Entre essa variedade de admiradores, existem os que elaboram projetos voltados para o cowboy fora da lei, como as sete histórias a seguir. Presidente do Raul Rock Club, Sylvio Passos conta como passou de fã anônimo a amigo próximo de Raulzito. Carlos Minuano e Jotabê Medeiros revelam o processo de feitura das biografias que realizaram – cada jornalista assina um livro a respeito do músico. Dono do selo Record Collector, Fred Cesquim fala sobre o vinil duplo, a ser divulgado em breve, que apresenta a gravação do show de Raul em Patrocínio (MG) no ano de 1974.

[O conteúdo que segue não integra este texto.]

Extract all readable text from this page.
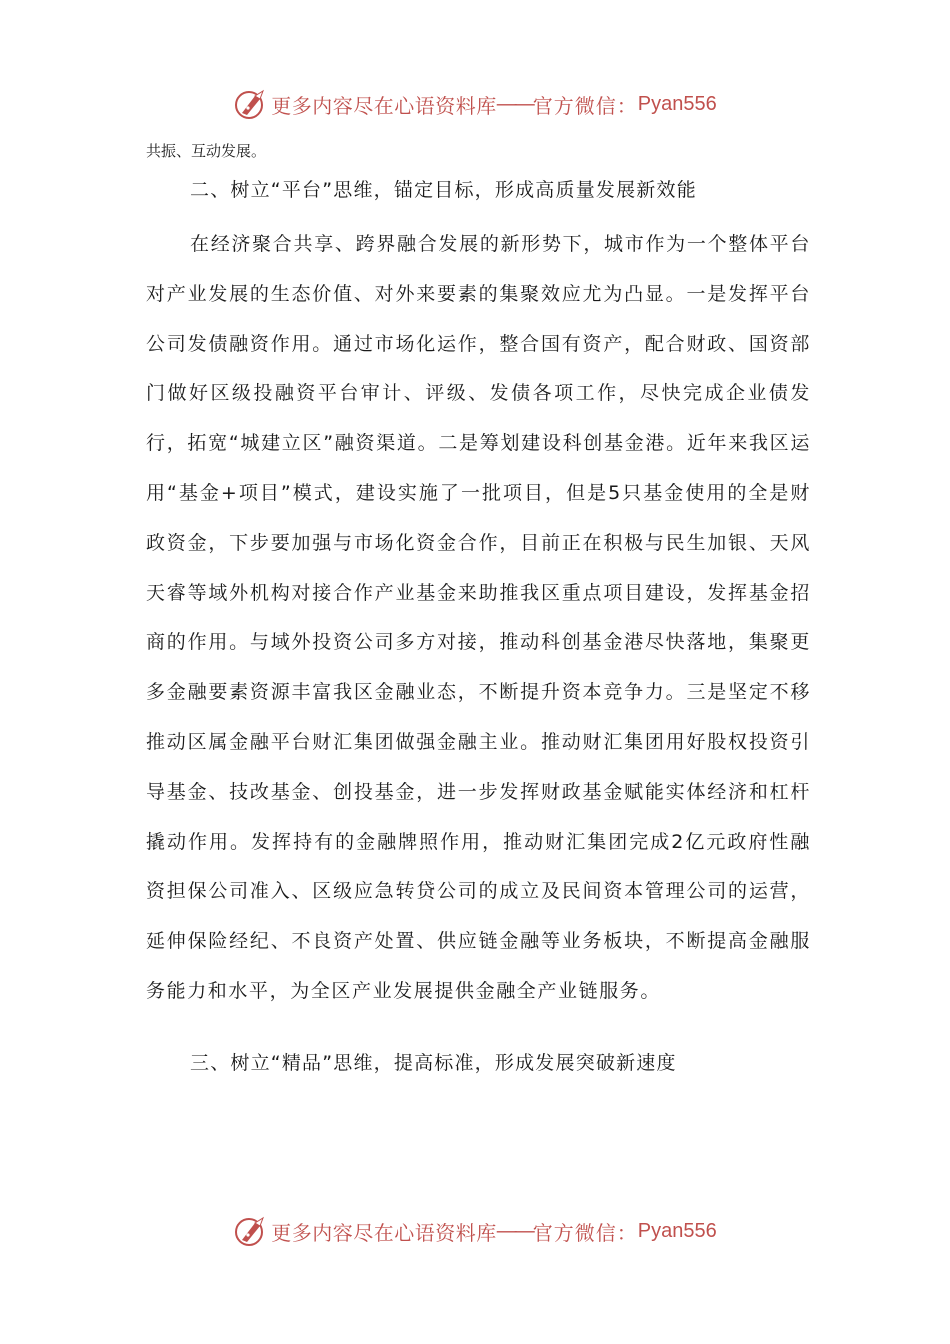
更多内容尽在心语资料库 —— 官方微信： Pyan556

共振、互动发展。

二、树立“平台”思维，锚定目标，形成高质量发展新效能

在经济聚合共享、跨界融合发展的新形势下，城市作为一个整体平台对产业发展的生态价值、对外来要素的集聚效应尤为凸显。一是发挥平台公司发债融资作用。通过市场化运作，整合国有资产，配合财政、国资部门做好区级投融资平台审计、评级、发债各项工作，尽快完成企业债发行，拓宽“城建立区”融资渠道。二是筹划建设科创基金港。近年来我区运用“基金+项目”模式，建设实施了一批项目，但是5只基金使用的全是财政资金，下步要加强与市场化资金合作，目前正在积极与民生加银、天风天睿等域外机构对接合作产业基金来助推我区重点项目建设，发挥基金招商的作用。与域外投资公司多方对接，推动科创基金港尽快落地，集聚更多金融要素资源丰富我区金融业态，不断提升资本竞争力。三是坚定不移推动区属金融平台财汇集团做强金融主业。推动财汇集团用好股权投资引导基金、技改基金、创投基金，进一步发挥财政基金赋能实体经济和杠杆撬动作用。发挥持有的金融牌照作用，推动财汇集团完成2亿元政府性融资担保公司准入、区级应急转贷公司的成立及民间资本管理公司的运营，延伸保险经纪、不良资产处置、供应链金融等业务板块，不断提高金融服务能力和水平，为全区产业发展提供金融全产业链服务。

三、树立“精品”思维，提高标准，形成发展突破新速度

更多内容尽在心语资料库 —— 官方微信： Pyan556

Na sequência, Paulinho Moska menciona a sua atuação em Merlin e Arthur, um Sonho de Liberdade, espetáculo com repertório todo “raulseixista”. Aurélio Pedro recorda a trajetória percorrida pela Cachorro Urubu, banda que se dedica a homenagear o intérprete de “Sociedade Alternativa”. Por fim, Raul Neris relembra momentos na passeata que, anualmente, sai pelas ruas paulistanas para celebrar o seu xará. Sete relatos que evidenciam a perenidade, em ouvidos e corações, do trabalho daquele que é o motivo do bordão teimoso e amável: “Toca Raul!”.

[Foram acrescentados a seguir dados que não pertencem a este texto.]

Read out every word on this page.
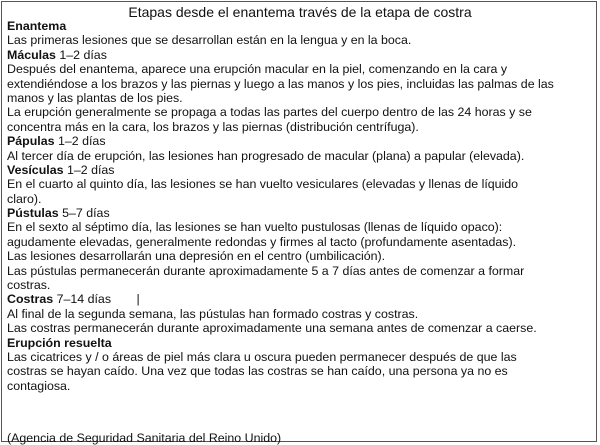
Etapas desde el enantema través de la etapa de costra
Enantema
Las primeras lesiones que se desarrollan están en la lengua y en la boca.
Máculas 1–2 días
Después del enantema, aparece una erupción macular en la piel, comenzando en la cara y
extendiéndose a los brazos y las piernas y luego a las manos y los pies, incluidas las palmas de las
manos y las plantas de los pies.
La erupción generalmente se propaga a todas las partes del cuerpo dentro de las 24 horas y se
concentra más en la cara, los brazos y las piernas (distribución centrífuga).
Pápulas 1–2 días
Al tercer día de erupción, las lesiones han progresado de macular (plana) a papular (elevada).
Vesículas 1–2 días
En el cuarto al quinto día, las lesiones se han vuelto vesiculares (elevadas y llenas de líquido
claro).
Pústulas 5–7 días
En el sexto al séptimo día, las lesiones se han vuelto pustulosas (llenas de líquido opaco):
agudamente elevadas, generalmente redondas y firmes al tacto (profundamente asentadas).
Las lesiones desarrollarán una depresión en el centro (umbilicación).
Las pústulas permanecerán durante aproximadamente 5 a 7 días antes de comenzar a formar
costras.
Costras 7–14 días |
Al final de la segunda semana, las pústulas han formado costras y costras.
Las costras permanecerán durante aproximadamente una semana antes de comenzar a caerse.
Erupción resuelta
Las cicatrices y / o áreas de piel más clara u oscura pueden permanecer después de que las
costras se hayan caído. Una vez que todas las costras se han caído, una persona ya no es
contagiosa.
(Agencia de Seguridad Sanitaria del Reino Unido)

O primeiro violão de Raul Seixas | foto: Acervo do Raul Rock Club

O escolhido

Em 1959, o menino Raul Santos Seixas criou, junto com o colega Waldir Serrão, o Elvis Rock Club, turma que, além de fazer arruaça, andava com gola para cima e topete no cabelo, ao estilo do astro norte-americano. O garoto não imaginava, porém, que anos à frente o seu nome batizaria uma associação assim. Foi no 36o aniversário da estrela nordestina, em 28 de julho de 1981, que Sylvio Passos instituiu o Raul Rock Club. Então com 18 anos, Sylvio adorava o cantor desde criança, época em que mal conseguia compreender as letras, e resolveu demonstrar o seu carinho fundando o grupo. Logo depois da inauguração do fã-clube, o adolescente estava na primeira fila da plateia do antigo Teatro Pixinguinha a aplaudir Raul. Dessa data restou uma fotografia que o jovem veio a encontrar, após 20 dias, onde menos esperava: na casa do mestre.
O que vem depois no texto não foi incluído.